Temporal lobe epilepsy (TLE) is the most common epilepsy in adults, and it is frequently refractory to current anti-epileptic drugs, with treatments often exerting a variety of debilitating side effects. A major barrier for the development of novel treatment strategies is our insufficient understanding of the precise cellular and circuit mechanisms underlying TLE. A centrally important but unresolved question in TLE concerns the mechanisms underlying the excessive, dysregulated production of action potentials at the axon initial segment (AIS) of excitatory principal cells (PCs). Synaptic control of AIS is provided by a unique, evolutionarily conserved, GABAergic cell-type, the axo-axonic cells (AACs). AACs form synaptic contacts exclusively with the AIS of PCs, placing AACs in a strategic position to control action potential generation. However, due to technical limitations, our knowledge about the in vivo function and regulation of AACs in the normal and epileptic hippocampus has been extremely limited. Here we propose to employ a combination of recent technical breakthroughs to test hypotheses about the in vivo functional effects, activity dynamics and efficacy of AAC- mediated control of AIS in mouse models of chronic TLE. The planned project will also determine if it is possible to mitigate epilepsy-related pathologically hyperactive circuits and cognitive deficits through interventions selectively directed at the AAC-dependent, endogenous GABAergic processes regulating AIS in chronic epilepsy.
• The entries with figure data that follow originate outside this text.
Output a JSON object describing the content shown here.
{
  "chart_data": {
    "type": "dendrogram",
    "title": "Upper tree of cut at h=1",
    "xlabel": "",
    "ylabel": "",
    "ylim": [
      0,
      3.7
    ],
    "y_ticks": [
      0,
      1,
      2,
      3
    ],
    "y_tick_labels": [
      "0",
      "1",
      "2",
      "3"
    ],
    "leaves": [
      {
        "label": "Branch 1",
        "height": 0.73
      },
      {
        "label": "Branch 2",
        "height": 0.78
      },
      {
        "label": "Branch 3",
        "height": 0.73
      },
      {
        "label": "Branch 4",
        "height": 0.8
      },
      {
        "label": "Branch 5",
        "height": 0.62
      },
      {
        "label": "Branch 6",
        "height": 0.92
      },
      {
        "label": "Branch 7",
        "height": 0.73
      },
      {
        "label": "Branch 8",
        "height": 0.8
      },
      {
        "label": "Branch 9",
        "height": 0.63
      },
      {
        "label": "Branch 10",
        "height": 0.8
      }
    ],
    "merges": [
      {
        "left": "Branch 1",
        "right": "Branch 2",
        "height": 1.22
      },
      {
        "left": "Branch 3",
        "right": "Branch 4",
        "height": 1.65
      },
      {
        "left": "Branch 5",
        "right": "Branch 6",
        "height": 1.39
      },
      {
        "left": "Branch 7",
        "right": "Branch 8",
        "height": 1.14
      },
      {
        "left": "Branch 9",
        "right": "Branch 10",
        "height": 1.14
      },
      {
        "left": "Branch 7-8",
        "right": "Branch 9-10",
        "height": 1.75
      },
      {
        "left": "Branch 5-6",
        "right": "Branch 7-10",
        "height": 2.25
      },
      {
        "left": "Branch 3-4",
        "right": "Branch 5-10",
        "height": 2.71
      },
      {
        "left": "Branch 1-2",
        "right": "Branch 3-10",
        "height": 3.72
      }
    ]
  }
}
The proposed project aims to fill a major knowledge gap and address long-standing controversies concerning the interneuronal regulation of AIS in epilepsy by leveraging expertise in novel large- scale, high-resolution in vivo functional imaging techniques in combination with advanced electrophysiological, behavioral, optogenetic and computational modeling techniques in the CA1 region of the mouse hippocampus. It is anticipated that defining the function, regulation and therapeutic potential of AACs in TLE will have a significant impact by advancing our understanding of key circuit control mechanisms in chronic epilepsy and aid the future development of novel anti-epileptic treatment strategies.

颞叶癫痫（TLE）是成人中最常见的癫痫，目前的治疗通常难以治愈。 抗癫痫药物，其治疗常常会产生各种使人衰弱的副作用。的一个主要障碍 开发新的治疗策略是我们对精确的细胞和回路了解不足 TLE 的机制。 TLE 中一个重要但尚未解决的问题涉及机制 轴突起始段（AIS）动作电位产生过度、失调的潜在原因 兴奋性主细胞（PC）。 AIS 的突触控制是由一种独特的、进化上保守的、 GABA 能细胞类型，轴突细胞 (AAC)。 AAC 专门与 AIS 形成突触接触 PC，将 AAC 置于控制动作电位生成的战略位置。但由于技术原因 局限性，我们对 AAC 在正常和癫痫患者体内功能和调节的了解 海马体已经极其有限。在这里，我们建议结合最新的技术 测试有关 AAC 体内功能效应、活性动力学和功效的假设的突破 介导的慢性 TLE 小鼠模型中 AIS 的控制。计划的项目还将确定是否 可以通过以下方式减轻癫痫相关的病理性过度活跃回路和认知缺陷 选择性针对 AAC 依赖性、内源性 GABA 能过程调节 AIS 的干预措施 慢性癫痫。拟议项目旨在填补重大知识空白并解决长期存在的问题 通过利用新型大分子的专业知识，关于癫痫中 AIS 的神经元间调节的争议 规模、高分辨率体内功能成像技术与先进的电生理学相结合， 小鼠海马 CA1 区域的行为、光遗传学和计算建模技术。 预计，定义 AAC 在 TLE 中的功能、调节和治疗潜力将产生深远的影响。 通过增进我们对慢性癫痫关键回路控制机制的理解，产生重大影响 帮助未来开发新型抗癫痫治疗策略。